As students move from middle school to high school, they find their workload has exponentially increased, going from 3.2 hours per week to up to 17.5, according to US News. Although the rigor of classes is important for college, which has been on everyone’s mind since their first day of freshman year, taking intense classes should not be the main focus. The expectations of parents and teachers to have their kids and students take the most challenging courses possible, keep up with extracurricular activities, and have a social life, is a higher bar to reach than most think.
Yes, school is important, and yes, college is important, but as we get older, there seems to be less and less time to just be. The meaning of being a teenager has become less about the fun and milestones: getting a license, spending time with friends, having a first boyfriend or girlfriend, late nights, and so much more. It has slowly become more about grades, school clubs, college tours, and basically anything that involves creating the best opportunities for college. Consumed by the pressure of making parents proud and keeping up with the competitiveness, we are losing ourselves.

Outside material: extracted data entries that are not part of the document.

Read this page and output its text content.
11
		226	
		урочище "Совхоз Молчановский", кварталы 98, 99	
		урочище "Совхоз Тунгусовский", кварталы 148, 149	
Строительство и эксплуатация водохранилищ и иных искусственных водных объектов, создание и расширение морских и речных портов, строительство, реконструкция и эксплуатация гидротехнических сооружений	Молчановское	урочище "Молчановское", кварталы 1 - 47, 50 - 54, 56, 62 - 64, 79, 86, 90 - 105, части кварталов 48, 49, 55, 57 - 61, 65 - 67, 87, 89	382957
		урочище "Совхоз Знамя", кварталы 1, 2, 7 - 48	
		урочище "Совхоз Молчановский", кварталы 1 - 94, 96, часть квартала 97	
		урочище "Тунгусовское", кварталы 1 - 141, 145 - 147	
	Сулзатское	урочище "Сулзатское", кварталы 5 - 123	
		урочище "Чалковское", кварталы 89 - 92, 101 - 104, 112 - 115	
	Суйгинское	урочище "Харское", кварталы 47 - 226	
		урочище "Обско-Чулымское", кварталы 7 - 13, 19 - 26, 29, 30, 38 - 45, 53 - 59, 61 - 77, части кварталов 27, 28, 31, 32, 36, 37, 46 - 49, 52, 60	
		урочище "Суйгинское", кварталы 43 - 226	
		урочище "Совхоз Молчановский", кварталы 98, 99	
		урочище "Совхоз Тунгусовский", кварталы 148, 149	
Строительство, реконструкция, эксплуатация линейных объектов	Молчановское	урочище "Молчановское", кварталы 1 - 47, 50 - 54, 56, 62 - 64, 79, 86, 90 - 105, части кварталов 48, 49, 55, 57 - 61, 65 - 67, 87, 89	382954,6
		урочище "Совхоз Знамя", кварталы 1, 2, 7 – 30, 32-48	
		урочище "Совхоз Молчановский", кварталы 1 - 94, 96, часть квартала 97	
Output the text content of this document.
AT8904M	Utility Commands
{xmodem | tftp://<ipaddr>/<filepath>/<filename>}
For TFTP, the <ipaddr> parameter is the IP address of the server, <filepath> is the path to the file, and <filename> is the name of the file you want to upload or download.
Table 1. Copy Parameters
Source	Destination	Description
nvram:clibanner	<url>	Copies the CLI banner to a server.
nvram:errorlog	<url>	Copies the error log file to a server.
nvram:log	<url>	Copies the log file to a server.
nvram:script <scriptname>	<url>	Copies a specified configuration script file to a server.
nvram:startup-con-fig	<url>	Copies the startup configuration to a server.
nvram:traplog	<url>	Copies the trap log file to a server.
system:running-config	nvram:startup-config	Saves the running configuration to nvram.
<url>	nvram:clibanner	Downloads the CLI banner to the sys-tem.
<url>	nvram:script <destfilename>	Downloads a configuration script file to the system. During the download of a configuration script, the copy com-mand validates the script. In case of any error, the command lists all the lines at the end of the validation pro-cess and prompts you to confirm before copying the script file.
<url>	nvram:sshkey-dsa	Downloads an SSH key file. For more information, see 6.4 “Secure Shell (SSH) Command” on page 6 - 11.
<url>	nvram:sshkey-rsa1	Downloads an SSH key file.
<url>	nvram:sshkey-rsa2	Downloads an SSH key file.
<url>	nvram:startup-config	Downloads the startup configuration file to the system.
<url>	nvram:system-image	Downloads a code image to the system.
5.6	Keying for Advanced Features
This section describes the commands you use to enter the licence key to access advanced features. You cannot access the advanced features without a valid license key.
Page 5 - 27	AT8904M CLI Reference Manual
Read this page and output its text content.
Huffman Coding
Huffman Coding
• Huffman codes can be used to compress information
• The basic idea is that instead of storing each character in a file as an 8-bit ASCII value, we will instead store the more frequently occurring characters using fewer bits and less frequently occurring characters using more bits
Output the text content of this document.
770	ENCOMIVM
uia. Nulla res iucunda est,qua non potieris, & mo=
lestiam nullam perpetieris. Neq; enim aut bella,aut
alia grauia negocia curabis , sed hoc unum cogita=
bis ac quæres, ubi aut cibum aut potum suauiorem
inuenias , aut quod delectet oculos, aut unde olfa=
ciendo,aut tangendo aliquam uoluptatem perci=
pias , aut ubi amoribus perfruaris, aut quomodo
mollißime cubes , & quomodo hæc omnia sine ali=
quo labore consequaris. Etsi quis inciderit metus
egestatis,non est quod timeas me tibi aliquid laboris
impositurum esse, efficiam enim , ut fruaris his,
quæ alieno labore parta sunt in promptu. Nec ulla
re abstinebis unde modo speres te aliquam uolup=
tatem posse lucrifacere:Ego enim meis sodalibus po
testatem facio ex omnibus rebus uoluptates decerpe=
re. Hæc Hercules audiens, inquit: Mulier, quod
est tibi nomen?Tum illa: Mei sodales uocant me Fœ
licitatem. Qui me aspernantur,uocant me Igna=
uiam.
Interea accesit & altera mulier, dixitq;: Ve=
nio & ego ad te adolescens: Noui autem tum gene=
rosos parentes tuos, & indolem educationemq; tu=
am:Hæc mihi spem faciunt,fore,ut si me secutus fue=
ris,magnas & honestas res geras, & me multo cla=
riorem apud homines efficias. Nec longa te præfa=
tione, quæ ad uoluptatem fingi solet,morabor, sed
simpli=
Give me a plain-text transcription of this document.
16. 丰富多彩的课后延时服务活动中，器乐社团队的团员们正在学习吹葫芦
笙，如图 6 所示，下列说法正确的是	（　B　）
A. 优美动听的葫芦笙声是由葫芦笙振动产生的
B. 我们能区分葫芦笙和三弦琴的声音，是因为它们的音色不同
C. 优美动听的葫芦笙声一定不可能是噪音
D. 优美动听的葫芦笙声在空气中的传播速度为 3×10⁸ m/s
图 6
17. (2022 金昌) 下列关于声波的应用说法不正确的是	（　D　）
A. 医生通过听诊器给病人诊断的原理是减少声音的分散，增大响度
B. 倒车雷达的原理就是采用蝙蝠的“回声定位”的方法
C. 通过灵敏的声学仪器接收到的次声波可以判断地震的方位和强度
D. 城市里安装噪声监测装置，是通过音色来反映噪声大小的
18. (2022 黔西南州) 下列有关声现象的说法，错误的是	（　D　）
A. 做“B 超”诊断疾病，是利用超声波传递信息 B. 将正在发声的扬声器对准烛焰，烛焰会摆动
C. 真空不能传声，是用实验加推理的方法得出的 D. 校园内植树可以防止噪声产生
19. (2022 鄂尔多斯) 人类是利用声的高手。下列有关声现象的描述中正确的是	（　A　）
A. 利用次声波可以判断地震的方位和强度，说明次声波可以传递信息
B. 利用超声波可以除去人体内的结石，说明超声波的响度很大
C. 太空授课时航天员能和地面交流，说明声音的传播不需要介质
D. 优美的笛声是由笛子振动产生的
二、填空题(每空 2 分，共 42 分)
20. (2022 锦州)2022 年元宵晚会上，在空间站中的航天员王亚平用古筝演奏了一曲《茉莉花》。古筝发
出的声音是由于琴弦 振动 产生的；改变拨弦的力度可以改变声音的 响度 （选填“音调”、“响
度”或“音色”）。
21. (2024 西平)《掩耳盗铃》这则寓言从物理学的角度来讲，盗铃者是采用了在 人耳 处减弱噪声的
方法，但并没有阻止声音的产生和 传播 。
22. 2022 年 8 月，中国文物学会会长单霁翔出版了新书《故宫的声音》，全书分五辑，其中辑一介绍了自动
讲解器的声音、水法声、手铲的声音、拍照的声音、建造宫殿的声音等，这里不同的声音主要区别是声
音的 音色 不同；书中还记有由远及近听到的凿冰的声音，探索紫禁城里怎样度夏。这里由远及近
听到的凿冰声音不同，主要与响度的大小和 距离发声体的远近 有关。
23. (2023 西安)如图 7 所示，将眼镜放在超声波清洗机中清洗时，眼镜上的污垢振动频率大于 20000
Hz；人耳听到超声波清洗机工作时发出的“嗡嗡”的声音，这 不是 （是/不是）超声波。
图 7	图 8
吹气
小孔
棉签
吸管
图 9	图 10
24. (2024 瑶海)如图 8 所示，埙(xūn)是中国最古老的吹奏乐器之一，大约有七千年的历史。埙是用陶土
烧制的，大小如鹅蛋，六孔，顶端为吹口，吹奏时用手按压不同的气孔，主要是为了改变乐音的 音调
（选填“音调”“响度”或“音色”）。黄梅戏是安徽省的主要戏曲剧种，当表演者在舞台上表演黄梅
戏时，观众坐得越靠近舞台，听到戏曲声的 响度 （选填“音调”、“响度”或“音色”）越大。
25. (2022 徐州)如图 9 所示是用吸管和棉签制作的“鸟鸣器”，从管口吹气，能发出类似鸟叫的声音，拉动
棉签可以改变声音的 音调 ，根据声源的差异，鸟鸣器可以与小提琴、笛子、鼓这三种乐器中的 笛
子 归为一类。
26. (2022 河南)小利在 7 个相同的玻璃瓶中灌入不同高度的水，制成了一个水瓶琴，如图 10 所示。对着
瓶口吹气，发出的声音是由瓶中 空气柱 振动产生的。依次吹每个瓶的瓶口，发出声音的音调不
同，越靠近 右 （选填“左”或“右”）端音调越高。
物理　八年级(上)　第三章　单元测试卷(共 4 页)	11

The sooner we realize that school should be an opportunity, not a chore, the sooner we can be freed from the weight of society’s expectations. The truth is, people love to learn. We are born with curiosity about the world around us, but the added homework makes it feel less like a choice and more like a burden. The older we get, the more homework there is, and the more of a tribulation school becomes. By the time we get to high school, homework has become a pervasive aspect of our lives. The less overwhelming the workload is, the more likely we are to enjoy learning again.
Homework should be to go for a walk, do some form of self care, participate in an activity we enjoy, find an interesting article for science, or write up a book recommendation for friends in English. High schoolers have become overworked and mentally burnt out and a change of pace especially during unprecedented times is crucial to the mental health of students.